No entanto, a fronteira entre pobreza e “fome” não é fácil de estabelecer e a interdependência circular de vários factores (recursos naturais, estrutura social e tradições, infraestruturas materiais, tecnologias e fundos financeiros disponíveis, educação, estado sanitário, meios de intervenção, poder político, segurança, etc.) dificulta muito a tipificação de estratégias de acção eficazes e de efeitos duráveis.
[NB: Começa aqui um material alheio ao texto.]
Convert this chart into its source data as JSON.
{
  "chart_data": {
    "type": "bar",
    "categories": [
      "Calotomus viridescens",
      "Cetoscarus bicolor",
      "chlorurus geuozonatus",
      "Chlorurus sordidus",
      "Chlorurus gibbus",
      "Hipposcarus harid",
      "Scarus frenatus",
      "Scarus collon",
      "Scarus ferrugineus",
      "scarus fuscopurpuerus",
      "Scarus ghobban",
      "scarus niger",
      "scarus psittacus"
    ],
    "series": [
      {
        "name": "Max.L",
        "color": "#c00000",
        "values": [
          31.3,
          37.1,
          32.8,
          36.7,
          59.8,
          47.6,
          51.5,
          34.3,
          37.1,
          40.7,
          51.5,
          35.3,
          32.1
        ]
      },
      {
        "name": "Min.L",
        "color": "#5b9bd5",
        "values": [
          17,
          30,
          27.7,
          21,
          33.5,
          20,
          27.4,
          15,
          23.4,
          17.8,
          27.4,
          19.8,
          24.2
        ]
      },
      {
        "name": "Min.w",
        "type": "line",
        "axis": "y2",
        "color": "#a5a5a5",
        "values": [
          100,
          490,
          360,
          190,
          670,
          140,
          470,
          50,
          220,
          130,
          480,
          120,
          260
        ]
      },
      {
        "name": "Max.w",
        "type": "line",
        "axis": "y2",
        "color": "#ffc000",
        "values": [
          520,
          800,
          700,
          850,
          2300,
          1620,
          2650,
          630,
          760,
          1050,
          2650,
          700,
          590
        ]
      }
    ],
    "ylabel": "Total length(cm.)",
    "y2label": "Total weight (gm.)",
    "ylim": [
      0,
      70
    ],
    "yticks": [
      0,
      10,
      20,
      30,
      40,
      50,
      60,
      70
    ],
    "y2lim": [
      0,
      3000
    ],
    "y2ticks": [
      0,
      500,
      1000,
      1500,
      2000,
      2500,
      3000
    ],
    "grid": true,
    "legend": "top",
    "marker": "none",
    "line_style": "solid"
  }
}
Mas, de entre os processos mais pertinazes das situações não-catastróficas da fome e subnutrição que atingem esses povos, há talvez dois que mereçam uma especial referência. O primeiro é o da rarefacção da base económica natural que garantiu a sua sobrevivência ao longo de séculos: terrenos aráveis capazes de permitir alguma agricultura de subsistência (ou pastagens suficientes, para povos vivendo dos seus rebanhos; ou ainda condições viáveis de pesca local/costeira) e comunidades bem integradas do ponto de vista sócio-cultural – que agora poderiam ser apoiadas por políticas sócio-económicas adequadas promovidas pelos seus governos centrais, com ajudas recebidas do mundo desenvolvido, no sentido de se poderem progressivamente modernizar sem ter que abandonar os seus espaços de ocupação territorial tradicionais, ou já suficientemente estabilizados, na paisagem rural. Na realidade, não parece que esta tenha sido uma preocupação dos decisores, locais, nacionais ou extra-nacionais. E quando a terra se lhes mingua ou propõem trabalhos-a-salário que implicam deslocações, é quase certo que se rompem equilíbrios essenciais. (Nesse aspecto, as migrações são quase sempre um drama.)
O segundo processo de criação de condições propícias à miséria e à subnutrição (e de aculturação mais ou menos violenta) é justamente o do êxodo dessas populações rurais que vão “suburbanizar-se” para as periferias das gigantescas cidades do “3º mundo”. Cairo, Lagos, Kinshasa, Joannesburg, Maputo ou Luanda (para não sairmos de África) tornaram-se metrópoles pobres onde a sobrevivência passa, para a maioria da população, por lutas diárias interpessoais para angariar sustento, a evitação de perigos vários, desarticulação social e desprotecção contra as novas patologias insidiosas (sida e outras) ou os apelos para caminhos de marginalização e violência (droga, banditismo, etc.).
São, de facto, dois programas grandiosos para os homens e mulheres do século XXI: redescobrir uma economia rural sustentável para estes povos; e tornar efectivamente urbanas as populações hoje amontoadas nos subúrbios das suas metrópoles. O equilíbrio numérico mundial hoje atingido entre estes dois meios de vida contrastantes – o rural e o urbano – deveria dar lugar a uma relação mais equitativa da riqueza e do bem-estar produzidos num e noutro (e necessariamente no interior da cidade).